Abstract: Based on the Riemannian geometry of multinomial manifold, a novel method designed in the framework of matrix manifold is presented to quantize the information divergences between Color Co-occurrence Matrices（CCMs） for object recognition. With the given color quantization levels and the neighbourhood mode of per pixel, the method models the co-occurring colors in any two color channels of a color image as a probabilistic realization of an underlying multinomial distribution. By the compactified co-occurrence frequency-based embedding, each image is identified with a point of a product matrix manifold where each factor manifold is endowed with the Fisher information distance metric that is induced from corresponding multinomial manifold. For a recognition task, the nearest neighbor matching between testing samples and training samples is first conducted by label prediction on every factor manifold, and then followed by majority voting on product manifold. The effectiveness of the proposed method is validated by the promising recognition results on the GT face database and the COIL-100 object database.

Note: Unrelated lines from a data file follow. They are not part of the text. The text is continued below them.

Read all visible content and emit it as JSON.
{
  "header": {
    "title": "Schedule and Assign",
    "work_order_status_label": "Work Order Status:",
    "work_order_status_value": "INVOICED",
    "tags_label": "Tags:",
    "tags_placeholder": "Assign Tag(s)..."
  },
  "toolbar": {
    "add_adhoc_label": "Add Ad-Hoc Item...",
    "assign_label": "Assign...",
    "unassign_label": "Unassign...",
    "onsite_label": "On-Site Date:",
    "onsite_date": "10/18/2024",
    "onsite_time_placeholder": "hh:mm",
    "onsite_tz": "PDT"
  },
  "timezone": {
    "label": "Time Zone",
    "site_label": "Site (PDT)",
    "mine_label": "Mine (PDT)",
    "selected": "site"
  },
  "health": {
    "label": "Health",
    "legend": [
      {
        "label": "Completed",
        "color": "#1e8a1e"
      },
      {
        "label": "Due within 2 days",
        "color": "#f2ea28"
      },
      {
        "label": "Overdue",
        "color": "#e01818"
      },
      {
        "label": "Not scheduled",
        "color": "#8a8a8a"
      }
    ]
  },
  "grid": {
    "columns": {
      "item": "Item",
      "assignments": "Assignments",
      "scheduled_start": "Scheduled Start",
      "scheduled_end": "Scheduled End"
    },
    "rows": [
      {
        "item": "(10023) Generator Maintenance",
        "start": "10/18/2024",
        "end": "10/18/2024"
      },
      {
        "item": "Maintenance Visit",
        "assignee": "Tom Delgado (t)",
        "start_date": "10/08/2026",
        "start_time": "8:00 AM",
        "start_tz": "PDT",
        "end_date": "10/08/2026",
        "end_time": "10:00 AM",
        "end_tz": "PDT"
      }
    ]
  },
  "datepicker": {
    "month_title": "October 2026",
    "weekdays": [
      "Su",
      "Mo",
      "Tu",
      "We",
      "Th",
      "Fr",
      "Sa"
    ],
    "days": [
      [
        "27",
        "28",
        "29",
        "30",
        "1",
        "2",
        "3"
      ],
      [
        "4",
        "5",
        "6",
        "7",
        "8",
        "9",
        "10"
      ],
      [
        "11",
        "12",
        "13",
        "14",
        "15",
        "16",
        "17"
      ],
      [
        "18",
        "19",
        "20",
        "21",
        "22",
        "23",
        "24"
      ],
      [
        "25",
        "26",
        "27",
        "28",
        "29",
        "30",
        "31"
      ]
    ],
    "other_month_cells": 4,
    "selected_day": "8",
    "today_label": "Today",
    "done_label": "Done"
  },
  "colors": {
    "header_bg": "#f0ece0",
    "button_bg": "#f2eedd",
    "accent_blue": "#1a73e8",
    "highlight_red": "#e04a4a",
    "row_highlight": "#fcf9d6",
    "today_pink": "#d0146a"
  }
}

Key words: Color Co-occurrence Matrices（CCMs）, multinomial distribution, color co-occurrence matrix manifold, Fisher information distance

摘要： 基于多项流形的黎曼几何，提出一个在矩阵流形框架下度量颜色共生矩阵信息差异并将其应用于目标识别的新方法。对于给定的颜色量化水平和每个像素局部邻域，该方法将一幅彩色图像的任意两个颜色通道中共生的颜色建模为一个潜在的多项分布的概率实现。通过基于紧化的共生频率嵌入，可将每幅图像等同为一个积矩阵流形上的一点，其中每个因子流形被赋予了从对应的多项流形上诱导的Fisher信息距离度量。对于一个识别任务，测试样本与训练样本间的匹配通过先在每个因子流形上使用最近邻分类器进行标签预测然后在积流形上进行多数投票完成。在GT彩色人脸库和COIL-100目标库上获得的出色的识别效果验证了该方法的有效性。

关键词: 颜色共生矩阵, 多项分布, 颜色共生矩阵流形, Fisher信息度量